Technology
How the Engine Works
A geometric model of knowledge that tracks every student's position and determines the optimal next step.
The Core Idea
The Riemannian Knowledge Space
Every learning outcome in a curriculum is a point in a connected space. The distance between two points reflects how hard it is for a student to move from one concept to the next.
The metric tensor encodes this pedagogical cost — different curricula parameterise the same underlying space differently. A student's learning journey becomes a path through this space, and the engine's job is to find the optimal route.
The pedagogical thinking behind this geometry is on our approach page.
C = ρλ²
Cognitive cost equals complexity density times the square of the semantic distance. This equation governs how the engine plans every learning path.
Adaptive Intelligence
How the Tutor Decides What to Teach
Four mathematical quantities, each mapping to a real tutoring decision. Every quantity earns its place by answering a concrete question about the student.
Entropy
“How uncertain are we about this student's understanding?”
Target the highest-uncertainty outcomes first — that's where assessment has the most value.
Divergence
“Is the student drifting from the optimal learning path?”
Redirect the conversation when the student's trajectory diverges from the geodesic.
Jacobian
“If the student masters this concept, what else improves?”
Prioritise outcomes with high propagation — mastering fractions unlocks decimals, percentages, ratios.
Green's function
“What's the influence radius of this learning event?”

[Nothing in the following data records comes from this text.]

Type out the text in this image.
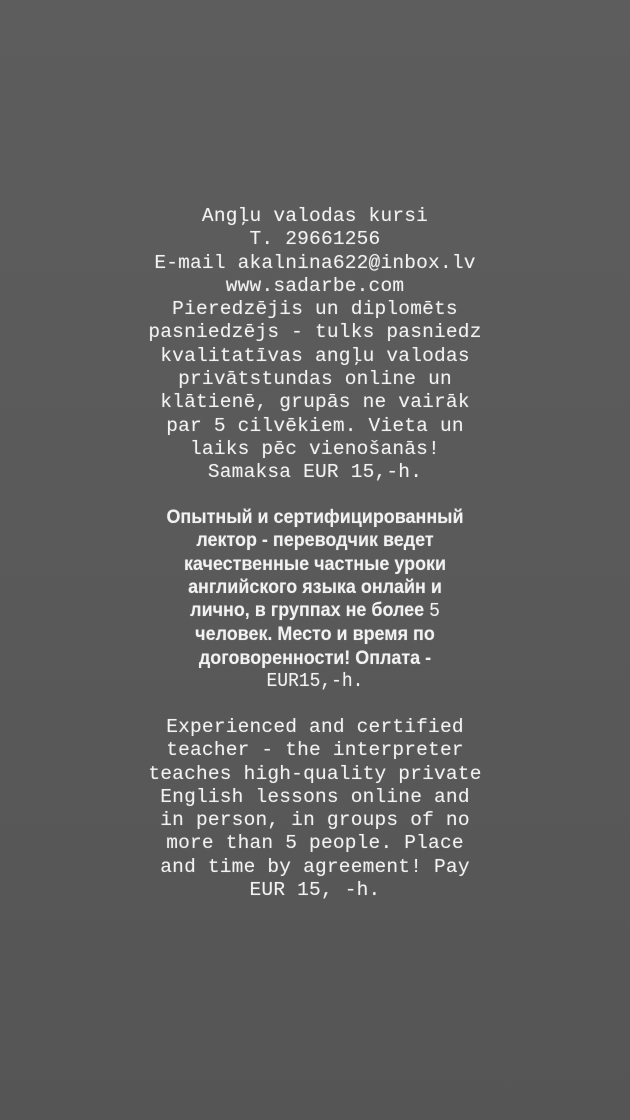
Angļu valodas kursi
T. 29661256
E-mail akalnina622@inbox.lv
www.sadarbe.com
Pieredzējis un diplomēts
pasniedzējs - tulks pasniedz
kvalitatīvas angļu valodas
privātstundas online un
klātienē, grupās ne vairāk
par 5 cilvēkiem. Vieta un
laiks pēc vienošanās!
Samaksa EUR 15,-h.
Опытный и сертифицированный
лектор - переводчик ведет
качественные частные уроки
английского языка онлайн и
лично, в группах не более 5
человек. Место и время по
договоренности! Оплата -
EUR15,-h.
Experienced and certified
teacher - the interpreter
teaches high-quality private
English lessons online and
in person, in groups of no
more than 5 people. Place
and time by agreement! Pay
EUR 15, -h.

Determine how far a single session's progress ripples through the knowledge graph.
Curriculum Mapping
Four Curricula. One Space.
A student learning “adding fractions” in Cambridge Primary occupies the same region of the knowledge space as a student learning the equivalent in the UK National Curriculum. The curriculum defines the coordinate system. The knowledge is the same.
Curricula sit on top of the international standards we calibrate against — CEFR for English, TIMSS for Maths, TIMSS Science and NGSS for Science.
Cambridge Primary
Cambridge Early Years
UK National Curriculum
Common Core
Bayesian Framing
Prior, Likelihood, Posterior
The core of BlueberryML is not a prompt, not a model, and not a content library. It is a learned geometry — a coordinate system for human development that gets sharper every time a learner moves through it. The geometry above is a prior. The operators are an inference engine. The student's path is the result. Together they form a complete Bayesian system.
PRIOR
Manifold
The learned coordinate system of human development. Built on the curricula and international standards described above, distilled into a single geometric object. Curriculum-agnostic, culturally tuneable, pre-computed.
LIKELIHOOD
Sequential Inference
Standard machinery for updating beliefs about a hidden learner state as new observations arrive — Markov inference, well-understood mathematics. Each assessment — written, spoken, multiple-choice — is an observation. The operators (H, D, J, G) act here.
POSTERIOR
Trajectory
The student's path through the manifold. Where they are, where they are going, what the next step should be. This is what the tutor renders. This is what the dashboard shows.
The framing is not cosmetic. It explains why the operators are well-defined: they act on a posterior over a manifold, not on a list of topics. It explains why curriculum mapping works: curricula are coordinate charts on a shared prior. And it explains what we are. We are not a knowledge graph company — knowledge graphs are discrete, symbolic, and brittle; a manifold is continuous and learned. We are not a retrieval-augmented generation company — RAG has no model of the learner. We are not a large-language-model company — LLMs are powerful components, but they are not the asset. We are a manifold company. The likelihood machinery — sequential, Markov-class inference — is textbook. The trajectory is the learner's. The manifold is ours.
Proven at Scale
Running at scale
The framework powers Chrysalis, our flagship ClassGrade deployment, run by our distribution partner EZ Vidya across 300,000+ students and 150+ schools in India. Chrysalis runs on EZ Vidya's infrastructure; BlueberryML licenses the framework and is not in the data path.